Was genau hinter einer selbständigeren, einer selbstverantwortlicheren, einer autonomeren oder einer demokratischeren Schule steckt, das bleibt ein wohlgehütetes Geheimnis, denn die Politik wagt sich damit nicht aus der Deckung. Schön soll es klingen und demokratisch soll es sein, und alle sollen sich wohlfühlen. So weit, so gut.

Pädagogisch-didaktische Kritikpunkte an der demokratischen Schule

Zunächst einmal hört es sich sehr gut an, wenn Selbstverantwortung und Demokratie an Schulen gestärkt werden soll. Beunruhigend nur, dass solche Konzepte in letzter Konsequenz immer mehr nach „demokratischen Schulen“ klingen, wie zum Beispiel die Sudbury-Schule Ammersee eine ist bzw. war.

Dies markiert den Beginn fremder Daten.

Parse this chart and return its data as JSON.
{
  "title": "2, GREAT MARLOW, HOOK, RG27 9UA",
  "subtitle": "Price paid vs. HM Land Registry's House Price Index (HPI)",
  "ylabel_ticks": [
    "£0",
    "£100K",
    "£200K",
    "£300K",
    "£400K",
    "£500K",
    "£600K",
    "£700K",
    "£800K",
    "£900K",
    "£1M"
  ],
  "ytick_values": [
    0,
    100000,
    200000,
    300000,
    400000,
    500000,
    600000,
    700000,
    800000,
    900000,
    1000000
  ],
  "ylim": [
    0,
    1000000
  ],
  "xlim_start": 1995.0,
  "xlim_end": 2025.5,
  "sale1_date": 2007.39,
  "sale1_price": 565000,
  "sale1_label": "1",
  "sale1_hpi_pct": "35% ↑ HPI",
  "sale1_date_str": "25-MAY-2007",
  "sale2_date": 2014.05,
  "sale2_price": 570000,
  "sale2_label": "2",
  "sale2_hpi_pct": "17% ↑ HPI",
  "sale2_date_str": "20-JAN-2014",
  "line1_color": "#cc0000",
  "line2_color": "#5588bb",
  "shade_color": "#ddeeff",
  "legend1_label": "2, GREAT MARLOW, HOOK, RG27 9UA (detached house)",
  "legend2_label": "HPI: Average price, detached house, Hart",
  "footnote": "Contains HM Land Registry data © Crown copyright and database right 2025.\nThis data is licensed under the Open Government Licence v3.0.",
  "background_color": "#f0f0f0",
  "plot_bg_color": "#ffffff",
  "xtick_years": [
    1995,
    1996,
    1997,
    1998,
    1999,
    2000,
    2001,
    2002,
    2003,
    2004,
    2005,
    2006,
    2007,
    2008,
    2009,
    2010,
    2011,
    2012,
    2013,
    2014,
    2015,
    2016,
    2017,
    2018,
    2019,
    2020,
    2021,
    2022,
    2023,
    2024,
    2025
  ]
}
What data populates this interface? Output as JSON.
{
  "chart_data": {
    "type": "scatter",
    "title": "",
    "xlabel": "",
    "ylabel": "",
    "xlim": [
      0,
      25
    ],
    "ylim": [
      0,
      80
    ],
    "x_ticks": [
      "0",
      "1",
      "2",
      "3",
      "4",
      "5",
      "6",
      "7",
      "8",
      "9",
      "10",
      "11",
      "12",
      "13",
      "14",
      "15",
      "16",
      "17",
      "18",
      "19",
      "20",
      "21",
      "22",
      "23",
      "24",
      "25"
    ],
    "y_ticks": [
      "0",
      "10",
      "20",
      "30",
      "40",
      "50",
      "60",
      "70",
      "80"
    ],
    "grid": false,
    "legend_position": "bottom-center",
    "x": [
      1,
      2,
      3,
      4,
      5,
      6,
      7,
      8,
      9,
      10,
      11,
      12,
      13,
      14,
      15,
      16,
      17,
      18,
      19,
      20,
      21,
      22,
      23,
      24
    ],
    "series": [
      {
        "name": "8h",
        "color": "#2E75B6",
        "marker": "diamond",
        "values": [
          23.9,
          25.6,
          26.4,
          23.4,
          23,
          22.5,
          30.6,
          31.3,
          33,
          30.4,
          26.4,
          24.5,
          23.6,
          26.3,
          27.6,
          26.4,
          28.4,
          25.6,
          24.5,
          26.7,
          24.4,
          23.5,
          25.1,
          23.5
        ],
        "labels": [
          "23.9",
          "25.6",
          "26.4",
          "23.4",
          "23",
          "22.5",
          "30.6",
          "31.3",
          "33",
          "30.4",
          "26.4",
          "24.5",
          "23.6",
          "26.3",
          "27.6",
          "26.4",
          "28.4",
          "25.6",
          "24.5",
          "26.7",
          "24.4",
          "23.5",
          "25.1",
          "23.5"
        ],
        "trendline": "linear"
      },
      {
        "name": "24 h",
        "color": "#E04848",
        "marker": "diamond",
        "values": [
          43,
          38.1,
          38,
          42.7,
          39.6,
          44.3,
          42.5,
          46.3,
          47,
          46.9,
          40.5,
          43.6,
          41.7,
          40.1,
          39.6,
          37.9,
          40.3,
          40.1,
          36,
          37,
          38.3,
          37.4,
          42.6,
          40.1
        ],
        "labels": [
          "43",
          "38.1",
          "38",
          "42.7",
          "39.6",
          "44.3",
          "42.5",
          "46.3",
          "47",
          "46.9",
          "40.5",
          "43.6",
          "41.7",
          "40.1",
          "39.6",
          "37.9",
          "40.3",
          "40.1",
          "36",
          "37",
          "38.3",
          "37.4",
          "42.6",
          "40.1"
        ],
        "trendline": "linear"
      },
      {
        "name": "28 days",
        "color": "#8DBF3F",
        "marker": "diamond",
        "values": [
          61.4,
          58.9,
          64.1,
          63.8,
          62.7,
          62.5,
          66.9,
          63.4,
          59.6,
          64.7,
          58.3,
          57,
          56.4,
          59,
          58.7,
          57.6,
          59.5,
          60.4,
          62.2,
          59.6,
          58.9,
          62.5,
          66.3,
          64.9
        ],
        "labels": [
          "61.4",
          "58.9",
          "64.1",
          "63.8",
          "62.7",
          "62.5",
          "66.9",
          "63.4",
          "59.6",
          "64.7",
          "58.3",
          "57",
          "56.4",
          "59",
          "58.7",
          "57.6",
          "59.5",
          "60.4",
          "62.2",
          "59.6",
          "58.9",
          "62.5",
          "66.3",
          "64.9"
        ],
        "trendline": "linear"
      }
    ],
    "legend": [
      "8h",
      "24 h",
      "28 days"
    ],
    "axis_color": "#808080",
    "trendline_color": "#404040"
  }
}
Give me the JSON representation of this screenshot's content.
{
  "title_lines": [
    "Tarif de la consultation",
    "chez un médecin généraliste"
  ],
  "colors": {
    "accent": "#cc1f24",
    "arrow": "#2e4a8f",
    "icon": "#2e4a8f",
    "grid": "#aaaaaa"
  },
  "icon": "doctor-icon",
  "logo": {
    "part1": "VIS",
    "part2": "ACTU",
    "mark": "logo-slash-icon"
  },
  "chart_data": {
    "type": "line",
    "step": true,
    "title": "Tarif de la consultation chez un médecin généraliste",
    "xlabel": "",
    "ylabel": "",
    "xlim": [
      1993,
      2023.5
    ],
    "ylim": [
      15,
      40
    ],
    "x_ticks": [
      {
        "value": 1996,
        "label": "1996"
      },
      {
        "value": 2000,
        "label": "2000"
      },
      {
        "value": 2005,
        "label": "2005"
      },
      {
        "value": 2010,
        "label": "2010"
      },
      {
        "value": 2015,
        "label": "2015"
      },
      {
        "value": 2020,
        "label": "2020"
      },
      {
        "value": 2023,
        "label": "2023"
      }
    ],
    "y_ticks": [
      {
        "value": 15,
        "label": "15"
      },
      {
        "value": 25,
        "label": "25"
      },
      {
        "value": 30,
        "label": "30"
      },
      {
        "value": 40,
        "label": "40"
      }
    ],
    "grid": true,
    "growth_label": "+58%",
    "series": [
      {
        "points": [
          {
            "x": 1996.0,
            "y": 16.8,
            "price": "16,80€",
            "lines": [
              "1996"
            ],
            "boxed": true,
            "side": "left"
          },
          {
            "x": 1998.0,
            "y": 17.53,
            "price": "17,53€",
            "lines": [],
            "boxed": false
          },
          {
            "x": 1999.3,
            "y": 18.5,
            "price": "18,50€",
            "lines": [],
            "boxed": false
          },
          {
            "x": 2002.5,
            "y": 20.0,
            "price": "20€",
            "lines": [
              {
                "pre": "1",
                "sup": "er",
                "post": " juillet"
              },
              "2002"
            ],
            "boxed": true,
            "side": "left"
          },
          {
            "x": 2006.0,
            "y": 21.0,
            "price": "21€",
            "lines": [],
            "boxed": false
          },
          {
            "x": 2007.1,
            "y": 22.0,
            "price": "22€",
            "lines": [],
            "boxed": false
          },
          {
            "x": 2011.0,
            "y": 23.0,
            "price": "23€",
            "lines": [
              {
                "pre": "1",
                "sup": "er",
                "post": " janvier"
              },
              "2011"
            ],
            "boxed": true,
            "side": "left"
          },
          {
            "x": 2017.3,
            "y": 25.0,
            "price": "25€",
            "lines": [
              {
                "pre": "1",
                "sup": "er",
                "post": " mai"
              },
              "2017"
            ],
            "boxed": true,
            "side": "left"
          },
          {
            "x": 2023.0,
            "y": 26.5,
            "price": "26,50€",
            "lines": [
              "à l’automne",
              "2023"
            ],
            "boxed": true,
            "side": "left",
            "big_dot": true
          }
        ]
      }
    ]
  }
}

Auf der Homepage der Schule hört sich alles wunderbar kindgerecht an, Demokratie wird nicht unterrichtet, sondern gelebt, jeder lernt das, was er lernen möchte, wann und wo er möchte. Verfechter des Modells argumentieren, das funktioniere, da Kinder von Natur aus neugierig seien. Bei einer Radiosendung des Deutschlandfunks zum Thema „demokratische Schule“ allerdings stieß der Journalist dann doch auf eine große Schwäche des Systems, als er fragte, was denn passiere, wenn nun ein Schüler in den ersten drei Jahren partout keine Lust habe auf Mathematik. Die Antwort des Gymnasiallehrers Leo Selinger, der nun nach der Schließung der demokratischen Sudbury-Schule Ammersee durch das bayerische Kultusministerium eine neue demokratische Schule gründen möchte: Niemand müsse sich gegen seinen Willen mit Mathematik beschäftigen, werde früher oder später aber merken, dass es doch hilfreich sei. Erfahrungsgemäß dauere es maximal drei Jahre, bis Schüler dann doch freiwillig Mathematik lernten. Als ich das Radio ausschaltete, begann ich zu überlegen, wie lange in Deutschland wohl noch Radios oder Computer produziert werden können oder ob man das irgendwann auslagern muss in Länder mit asiatischem Drill-System, weil hier keiner mehr wirklich Lust darauf hat.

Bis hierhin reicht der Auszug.